Ingredients:
For the Chicken:
- 1 lb boneless, skinless chicken breasts, cooked and shredded
- 1 tablespoon olive oil
- 1 teaspoon ground cumin
- 1 teaspoon chili powder
- 1/2 teaspoon garlic powder
- 1/2 teaspoon onion powder
- Salt and pepper to taste
For the Tacos:
- 8 low-carb taco shells or lettuce leaves for a keto option
- 1 cup shredded cheddar cheese
- 1 cup shredded lettuce
- 1/2 cup diced tomatoes
- 1/4 cup diced red onions
- Sour cream and fresh cilantro for garnish (optional)
Instructions:
1. Preheat the Oven:
- Preheat your oven to 375°F (190°C).
2. Season the Chicken:
- In a bowl, mix the shredded chicken with olive oil, cumin, chili powder, garlic powder, onion powder, salt, and pepper.

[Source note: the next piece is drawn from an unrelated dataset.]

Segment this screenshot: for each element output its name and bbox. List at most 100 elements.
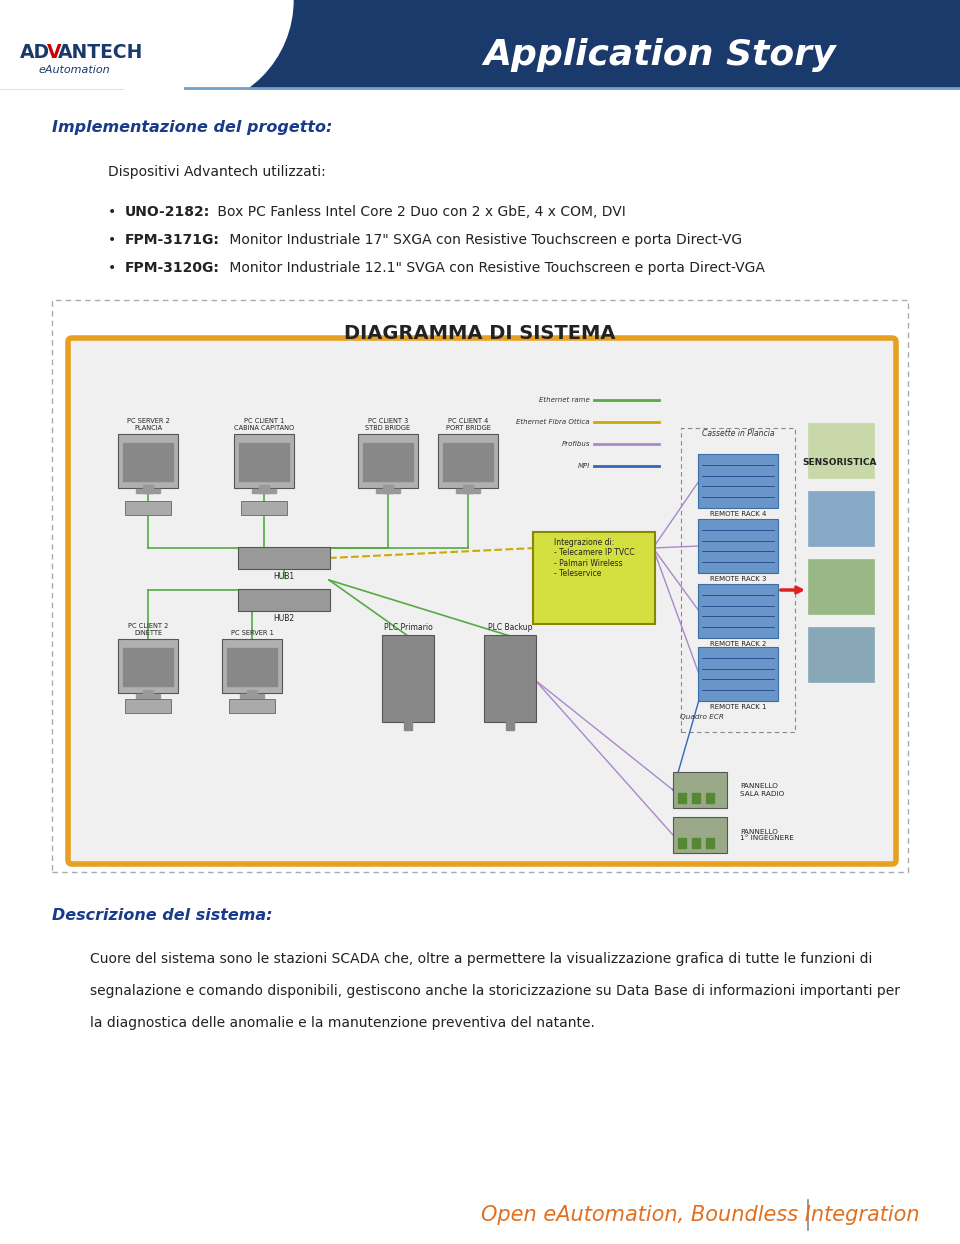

Toss until the chicken is well-coated with the spices.
3. Assemble the Tacos:
- Place the taco shells or lettuce leaves in a baking dish.
- Evenly distribute the seasoned shredded chicken among the taco shells.
4. Add Toppings:
- Sprinkle shredded cheddar cheese over the chicken.
- Add diced tomatoes, diced red onions, and shredded lettuce on top.
5. Bake:
- Bake in the preheated oven for about 10-12 minutes, or until the cheese is melted, and the tacos are heated through.
6. Garnish and Serve:
- Remove from the oven and garnish with sour cream and fresh cilantro if desired.